The company is now proposing to keep employee contributions at 2%, but to reduce the standard employer contribution to 6% across all age groups.
That said, it added if employees wanted to increase their contributions Aon would match the additional payment up to a maximum of 2% for workers in their 20s and 30s; up to 4% for those in their 40s to a maximum of 6% for the over 50s, producing an aggregate contribution level of 20% for this age group.
Peter Harmer, chief executive of Aon UK, pointed out many companies are looking at ways of reducing their fixed costs, through measures including pay freezes, reduced hours, four day weeks and enforced sabbaticals on greatly reduced levels of pay.
But he claimed these are all "short-term fixes", and instead argued Aon is "taking a different, longer-term view".
Harmer said: "Our proposal involves moving to a lower standard employer contribution, but supporting this with an offer to match contributions up to a certain level, depending upon an employee's age group.
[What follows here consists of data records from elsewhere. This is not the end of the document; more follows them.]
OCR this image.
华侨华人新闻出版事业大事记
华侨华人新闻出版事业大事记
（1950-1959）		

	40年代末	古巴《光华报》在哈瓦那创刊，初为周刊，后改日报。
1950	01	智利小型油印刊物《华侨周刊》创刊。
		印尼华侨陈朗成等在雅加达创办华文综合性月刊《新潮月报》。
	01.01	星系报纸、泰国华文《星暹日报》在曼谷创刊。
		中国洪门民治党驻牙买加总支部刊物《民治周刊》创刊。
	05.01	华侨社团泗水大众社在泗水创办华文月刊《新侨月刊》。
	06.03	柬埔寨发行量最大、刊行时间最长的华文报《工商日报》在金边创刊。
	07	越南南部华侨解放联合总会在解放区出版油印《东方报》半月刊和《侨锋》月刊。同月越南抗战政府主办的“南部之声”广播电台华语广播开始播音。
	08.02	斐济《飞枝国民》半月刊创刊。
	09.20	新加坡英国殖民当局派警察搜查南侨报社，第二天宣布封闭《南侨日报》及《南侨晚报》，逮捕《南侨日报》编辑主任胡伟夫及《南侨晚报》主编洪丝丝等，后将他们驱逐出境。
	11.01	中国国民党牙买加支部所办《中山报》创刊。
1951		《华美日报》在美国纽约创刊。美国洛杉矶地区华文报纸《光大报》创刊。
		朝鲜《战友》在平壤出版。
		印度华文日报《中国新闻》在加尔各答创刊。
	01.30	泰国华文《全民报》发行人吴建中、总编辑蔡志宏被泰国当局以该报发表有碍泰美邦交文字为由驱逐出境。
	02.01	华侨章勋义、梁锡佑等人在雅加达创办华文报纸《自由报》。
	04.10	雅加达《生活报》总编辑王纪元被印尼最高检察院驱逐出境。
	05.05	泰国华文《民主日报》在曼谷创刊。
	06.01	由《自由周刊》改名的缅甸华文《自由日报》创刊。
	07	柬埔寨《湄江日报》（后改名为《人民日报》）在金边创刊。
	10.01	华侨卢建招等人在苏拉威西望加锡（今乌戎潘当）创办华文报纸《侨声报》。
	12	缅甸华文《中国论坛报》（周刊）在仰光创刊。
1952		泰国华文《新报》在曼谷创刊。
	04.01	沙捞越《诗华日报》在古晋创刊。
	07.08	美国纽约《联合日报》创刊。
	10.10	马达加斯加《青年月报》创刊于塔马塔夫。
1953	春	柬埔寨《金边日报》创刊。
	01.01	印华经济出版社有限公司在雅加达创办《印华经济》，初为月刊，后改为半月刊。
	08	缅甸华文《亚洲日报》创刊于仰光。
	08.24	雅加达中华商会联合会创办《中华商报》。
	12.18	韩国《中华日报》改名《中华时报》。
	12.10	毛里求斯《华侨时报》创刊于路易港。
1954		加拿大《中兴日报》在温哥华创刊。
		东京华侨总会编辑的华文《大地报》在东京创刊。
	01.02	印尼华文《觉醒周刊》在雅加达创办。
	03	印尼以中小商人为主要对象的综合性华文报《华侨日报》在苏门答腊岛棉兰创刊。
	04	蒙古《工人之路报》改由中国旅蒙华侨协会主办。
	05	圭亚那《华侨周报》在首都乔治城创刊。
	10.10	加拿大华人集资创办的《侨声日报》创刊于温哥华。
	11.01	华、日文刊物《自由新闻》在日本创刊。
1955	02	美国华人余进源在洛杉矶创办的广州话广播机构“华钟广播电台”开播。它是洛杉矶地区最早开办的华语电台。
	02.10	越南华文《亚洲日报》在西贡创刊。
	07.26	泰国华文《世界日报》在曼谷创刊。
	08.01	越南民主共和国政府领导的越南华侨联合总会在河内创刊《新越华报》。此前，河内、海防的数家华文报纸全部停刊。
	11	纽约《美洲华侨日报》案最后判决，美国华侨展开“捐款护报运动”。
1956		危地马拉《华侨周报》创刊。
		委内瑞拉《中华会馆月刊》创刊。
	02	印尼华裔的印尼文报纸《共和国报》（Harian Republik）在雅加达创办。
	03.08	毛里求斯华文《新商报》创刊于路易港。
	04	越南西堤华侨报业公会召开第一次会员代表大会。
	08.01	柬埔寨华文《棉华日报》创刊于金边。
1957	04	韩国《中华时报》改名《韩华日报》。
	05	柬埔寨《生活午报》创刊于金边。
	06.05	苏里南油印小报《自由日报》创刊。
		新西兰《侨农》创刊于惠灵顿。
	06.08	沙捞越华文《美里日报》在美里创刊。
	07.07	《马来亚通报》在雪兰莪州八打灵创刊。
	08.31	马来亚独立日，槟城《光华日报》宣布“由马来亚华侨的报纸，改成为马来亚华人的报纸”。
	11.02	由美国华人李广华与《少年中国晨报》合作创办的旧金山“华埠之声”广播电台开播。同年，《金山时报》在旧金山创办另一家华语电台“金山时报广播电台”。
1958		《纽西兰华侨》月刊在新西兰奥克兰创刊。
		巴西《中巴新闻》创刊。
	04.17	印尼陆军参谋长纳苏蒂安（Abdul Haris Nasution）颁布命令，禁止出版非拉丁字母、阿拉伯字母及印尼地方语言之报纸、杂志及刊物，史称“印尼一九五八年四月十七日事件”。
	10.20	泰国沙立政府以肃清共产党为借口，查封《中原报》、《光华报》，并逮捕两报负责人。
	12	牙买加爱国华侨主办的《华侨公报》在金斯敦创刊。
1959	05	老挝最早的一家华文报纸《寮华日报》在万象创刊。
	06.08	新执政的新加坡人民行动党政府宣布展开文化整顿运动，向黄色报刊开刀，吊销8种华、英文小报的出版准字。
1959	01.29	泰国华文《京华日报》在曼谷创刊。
Put simply, the more an employee contributes, the more Aon will match, up to specified levels."
He suggested that by offering a lower standard contribution but with matched contributions, "we are seeking to reduce fixed costs whilst saying to employees who regard saving in a pension as a priority, 'if your retirement provision is important to you and you are prepared to invest in it, then we will back you and invest in it, too'".
Aon UK confirmed that, following presentation of the proposals, it is now in a two-month consultation period with staff via a forum of elected employee representatives from across the business.
Meanwhile, Dr Ros Altmann, an independent pension policy adviser, warned Aon's decision to reduce contributions is of "huge significance because Aon is a company which advises other employers on their pension arrangements".
She said: "It is clearly signalling a loss of faith in pensions and a preference for cutting pensions over other forms of cost-cutting. Today's announcement looks like the start of the next phase of employer withdrawal from pension provision."
Altmann argued the "inevitable consequence" of the credit crisis and employers cutting pension contributions is people will have to work longer, "whether they like it or not", and instead of "disappearing pensions, soon we will be looking at disappearing retirement".